G7 auf Schloss Elmau: Was der Gipfel unter deutschem Vorsitz
Sieben Industrienationen, ein Krieg und viele Versprechen
Schloss Elmau in Oberbayern war für drei Tage der Mittelpunkt der westlichen Welt. Zum 48. Mal trafen sich die Staats- und Regierungschefs der sieben führenden Industrienationen am 26. Juni 2022, um unter deutschem Vorsitz zentrale Fragen der Weltpolitik zu diskutieren. Doch dieser Gipfel war anders als alle bisherigen: Der Krieg in der Ukraine dominierte jede Agenda, jeden Korridor, jede informelle Begegnung. Bundeskanzler Olaf Scholz hatte eine schwierige Aufgabe zu bewältigen – Deutschland mit seiner energiepolitischen Abhängigkeit von Russland in eine geschlossene Front gegen Putins Regime einzureihen.

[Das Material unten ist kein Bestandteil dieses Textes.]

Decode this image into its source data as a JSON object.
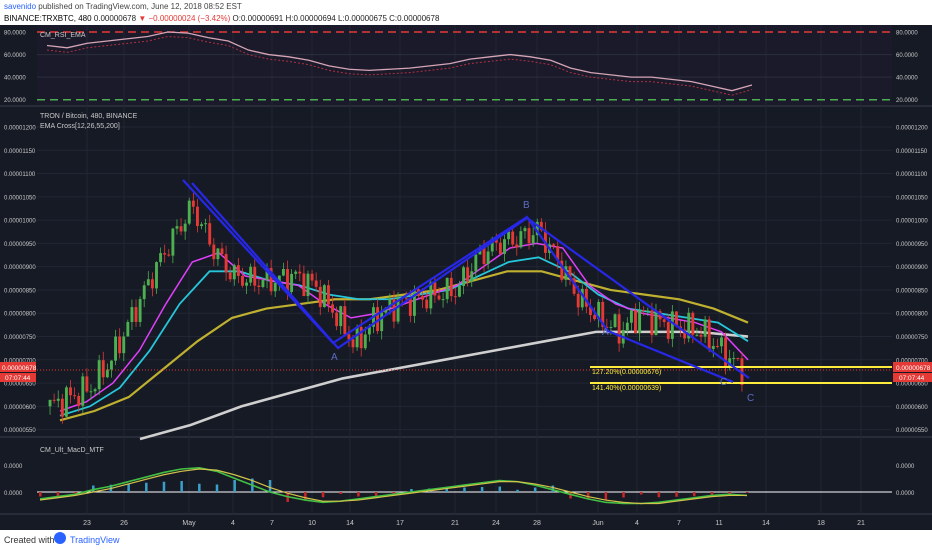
{
  "header": {
    "publisher": "savenido",
    "published_text": "published on TradingView.com, June 12, 2018 08:52 EST",
    "symbol": "BINANCE:TRXBTC, 480",
    "last": "0.00000678",
    "change": "−0.00000024 (−3.42%)",
    "ohlc": "O:0.00000691 H:0.00000694 L:0.00000675 C:0.00000678"
  },
  "footer": {
    "created_with": "Created with",
    "brand": "TradingView"
  },
  "panes": {
    "rsi": {
      "title": "CM_RSI_EMA",
      "ticks": [
        "80.0000",
        "60.0000",
        "40.0000",
        "20.0000"
      ],
      "ticks_right": [
        "80.0000",
        "60.0000",
        "40.0000",
        "20.0000"
      ]
    },
    "main": {
      "title": "TRON / Bitcoin, 480, BINANCE",
      "subtitle": "EMA Cross[12,26,55,200]",
      "ticks": [
        "0.00001200",
        "0.00001150",
        "0.00001100",
        "0.00001050",
        "0.00001000",
        "0.00000950",
        "0.00000900",
        "0.00000850",
        "0.00000800",
        "0.00000750",
        "0.00000700",
        "0.00000650",
        "0.00000600",
        "0.00000550"
      ],
      "ticks_right": [
        "0.00001200",
        "0.00001150",
        "0.00001100",
        "0.00001050",
        "0.00001000",
        "0.00000950",
        "0.00000900",
        "0.00000850",
        "0.00000800",
        "0.00000750",
        "0.00000700",
        "0.00000650",
        "0.00000600",
        "0.00000550"
      ],
      "price_badge": "0.00000678",
      "countdown": "07:07:44",
      "fib1": "127.20%(0.00000676)",
      "fib2": "141.40%(0.00000639)",
      "wave_labels": [
        "A",
        "B",
        "A",
        "C",
        "C"
      ]
    },
    "macd": {
      "title": "CM_Ult_MacD_MTF",
      "ticks": [
        "0.0000",
        "0.0000"
      ],
      "ticks_right": [
        "0.0000",
        "0.0000"
      ]
    }
  },
  "x_axis": [
    "23",
    "26",
    "May",
    "4",
    "7",
    "10",
    "14",
    "17",
    "21",
    "24",
    "28",
    "Jun",
    "4",
    "7",
    "11",
    "14",
    "18",
    "21"
  ],
  "chart_data": {
    "type": "candlestick",
    "symbol": "TRXBTC",
    "exchange": "BINANCE",
    "interval": "480",
    "ylim": [
      5.3e-06,
      1.22e-05
    ],
    "colors": {
      "up": "#4caf50",
      "down": "#e53935",
      "ema12": "#e040fb",
      "ema26": "#26c6da",
      "ema55": "#c0b030",
      "ema200": "#cfcfcf",
      "pattern": "#2727e8",
      "fib": "#ffeb3b"
    },
    "close_series": [
      6e-06,
      6.2e-06,
      6.4e-06,
      7e-06,
      7.9e-06,
      8.8e-06,
      9.6e-06,
      1.03e-05,
      9.4e-06,
      8.8e-06,
      8.7e-06,
      8.7e-06,
      8.8e-06,
      8.6e-06,
      8e-06,
      7.3e-06,
      7.9e-06,
      8.2e-06,
      8.3e-06,
      8.4e-06,
      8.5e-06,
      9.2e-06,
      9.5e-06,
      9.6e-06,
      9.8e-06,
      9.1e-06,
      8.3e-06,
      7.9e-06,
      7.6e-06,
      8e-06,
      7.8e-06,
      7.7e-06,
      7.6e-06,
      7.2e-06,
      6.78e-06
    ],
    "ema_series": {
      "ema12": [
        5.9e-06,
        6.1e-06,
        6.5e-06,
        7.2e-06,
        8.2e-06,
        9.1e-06,
        9.3e-06,
        8.8e-06,
        8.7e-06,
        8.6e-06,
        8.2e-06,
        7.9e-06,
        8e-06,
        8.2e-06,
        8.4e-06,
        8.6e-06,
        9e-06,
        9.4e-06,
        9.5e-06,
        9.4e-06,
        8.6e-06,
        8.2e-06,
        8e-06,
        7.9e-06,
        7.8e-06,
        7.6e-06,
        7e-06
      ],
      "ema26": [
        5.8e-06,
        6e-06,
        6.4e-06,
        7.2e-06,
        8.2e-06,
        8.9e-06,
        8.9e-06,
        8.7e-06,
        8.6e-06,
        8.4e-06,
        8.3e-06,
        8.3e-06,
        8.4e-06,
        8.5e-06,
        8.8e-06,
        9.1e-06,
        9.2e-06,
        8.9e-06,
        8.4e-06,
        8.1e-06,
        8e-06,
        7.9e-06,
        7.8e-06,
        7.4e-06
      ],
      "ema55": [
        5.7e-06,
        5.9e-06,
        6.2e-06,
        6.8e-06,
        7.4e-06,
        7.9e-06,
        8.1e-06,
        8.2e-06,
        8.3e-06,
        8.3e-06,
        8.4e-06,
        8.5e-06,
        8.7e-06,
        8.9e-06,
        8.9e-06,
        8.7e-06,
        8.5e-06,
        8.4e-06,
        8.3e-06,
        8.1e-06,
        7.8e-06
      ],
      "ema200": [
        5.3e-06,
        5.6e-06,
        6e-06,
        6.3e-06,
        6.6e-06,
        6.8e-06,
        7e-06,
        7.2e-06,
        7.4e-06,
        7.6e-06,
        7.6e-06,
        7.6e-06,
        7.5e-06
      ]
    },
    "rsi_levels": [
      80,
      20
    ],
    "fib_levels": [
      6.76e-06,
      6.39e-06
    ]
  }
}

Was Scholz mit den G7-Partnern erreichte, war bemerkenswert, aber auch belastet von Widersprüchen: Die westliche Allianz präsentierte sich nach außen hin geeint, doch hinter den Kulissen zeigte sich die ganze Komplexität divergierender Interessen. Deutschland sollte mehr Rüstungshilfe für die Ukraine leisten, während gleichzeitig die Energiesicherheit Europas auf dem Spiel stand. Die Ergebnisse von Elmau wurden später in den Debatten des Bundestags heftig diskutiert – von der Union bis zu den Grünen reichten die Bewertungen von unzureichend bis angemessen.

Die Ankunft einer neuen Unsicherheit
Der G7-Gipfel fand in einer Zeit beispiellosen geopolitischen Drucks statt. Vier Monate waren seit dem russischen Überfall auf die Ukraine vergangen, und der Krieg zeigte keine Anzeichen von Entspannung. Im Gegenteil: Die Lage in der Ostukraine hatte sich für Kiew zugespitzt. Russische Truppen hatten die östliche Region Luhansk weitgehend unter Kontrolle gebracht, während ukrainische Streitkräfte unter immensen Verlusten versuchten, Territorium zu halten. Die Medienberichte über Russlands Angriff auf die Ukraine: Wie Deutschland am 24. Februar 2022 reagierte waren noch frisch in der öffentlichen Erinnerung, und die Frage lautete nun: Wie lange würde der Westen seine Unterstützung aufrechterhalten?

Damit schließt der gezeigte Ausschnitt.